Fils de Jean Louis Gautrand et Maria Joséphine Attané, « ramonets » d’une moyenne propriété viticole, Louis Gautrand entra à l’École normale d’instituteurs de Montpellier en 1913. Il avait subi à cette date l’influence d’un ouvrier agricole de sa commune natale, secrétaire de la section socialiste et du syndicat agricole. À l’École normale, il fut en contact avec le militantisme anarchiste sans y participer.
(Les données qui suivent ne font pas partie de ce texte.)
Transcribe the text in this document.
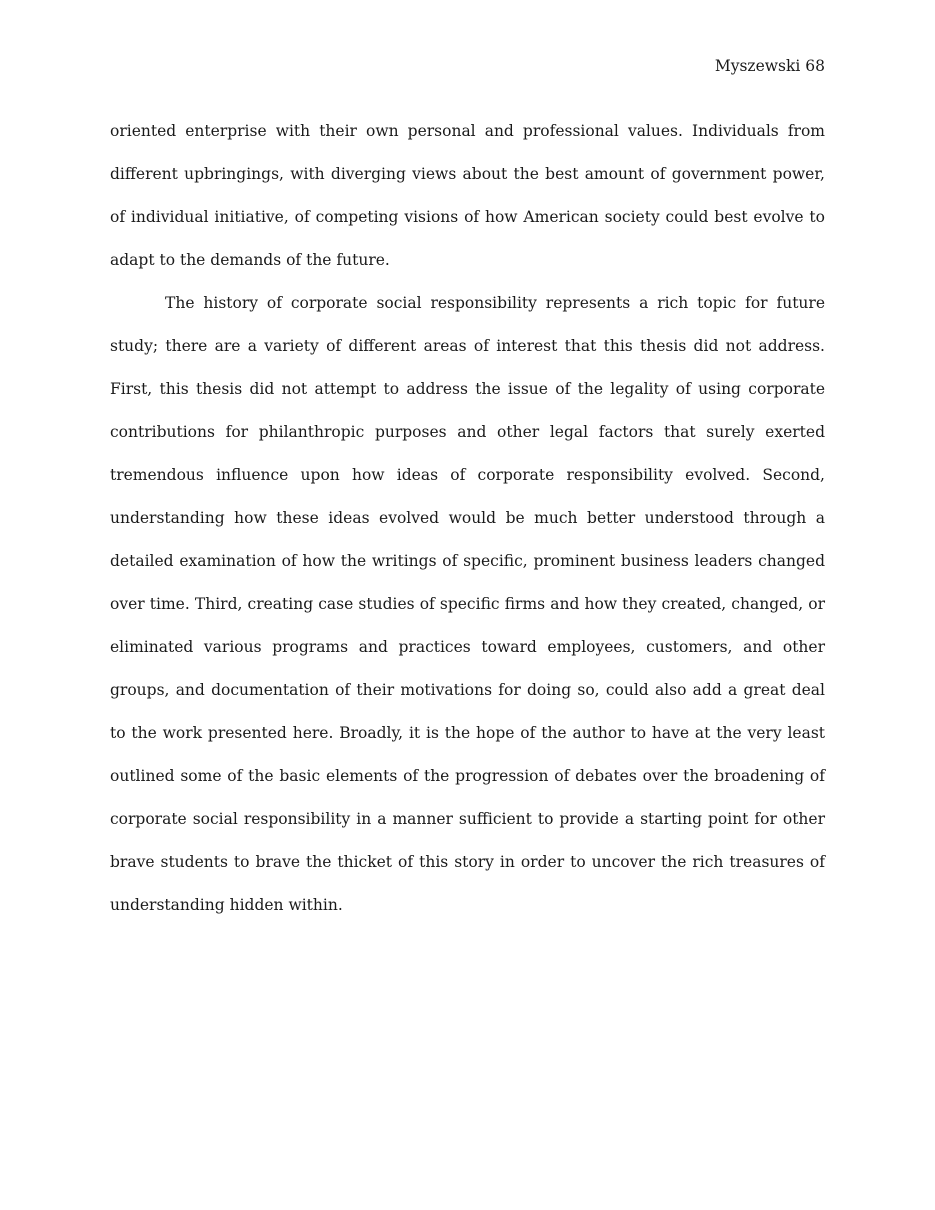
Myszewski 68

oriented enterprise with their own personal and professional values. Individuals from different upbringings, with diverging views about the best amount of government power, of individual initiative, of competing visions of how American society could best evolve to adapt to the demands of the future.

The history of corporate social responsibility represents a rich topic for future study; there are a variety of different areas of interest that this thesis did not address. First, this thesis did not attempt to address the issue of the legality of using corporate contributions for philanthropic purposes and other legal factors that surely exerted tremendous influence upon how ideas of corporate responsibility evolved. Second, understanding how these ideas evolved would be much better understood through a detailed examination of how the writings of specific, prominent business leaders changed over time. Third, creating case studies of specific firms and how they created, changed, or eliminated various programs and practices toward employees, customers, and other groups, and documentation of their motivations for doing so, could also add a great deal to the work presented here. Broadly, it is the hope of the author to have at the very least outlined some of the basic elements of the progression of debates over the broadening of corporate social responsibility in a manner sufficient to provide a starting point for other brave students to brave the thicket of this story in order to uncover the rich treasures of understanding hidden within.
Après quelques mois d’intérim comme instituteur à Cazouls-lès-Béziers, il fut mobilisé et se trouva sur le front dès septembre 1916. Il combattit notamment au Chemin des Dames au printemps 1917. Au cours d’une permission, il entra en relations avec des militants du Comité pour la reprise des relations internationales (CRRI), lut Le Feu de Barbusse et quelques périodiques socialistes. À son retour au front, il fut gazé et fait prisonnier le 15 juillet 1918. Après l’armistice, hébergé par une famille social-démocrate de Saxe, il suivit, sans y participer, l’expérience des conseils de soldats et de travailleurs. Il rentra en France fort marqué par l’exemple de K. Liebknecht et Rosa Luxemburg. Maintenu sous les drapeaux plusieurs mois encore, il multiplia les contacts avec les Kienthaliens devenus en 1919 le Comité de la IIIe Internationale, et fut un des soldats-correspondants de La Vague.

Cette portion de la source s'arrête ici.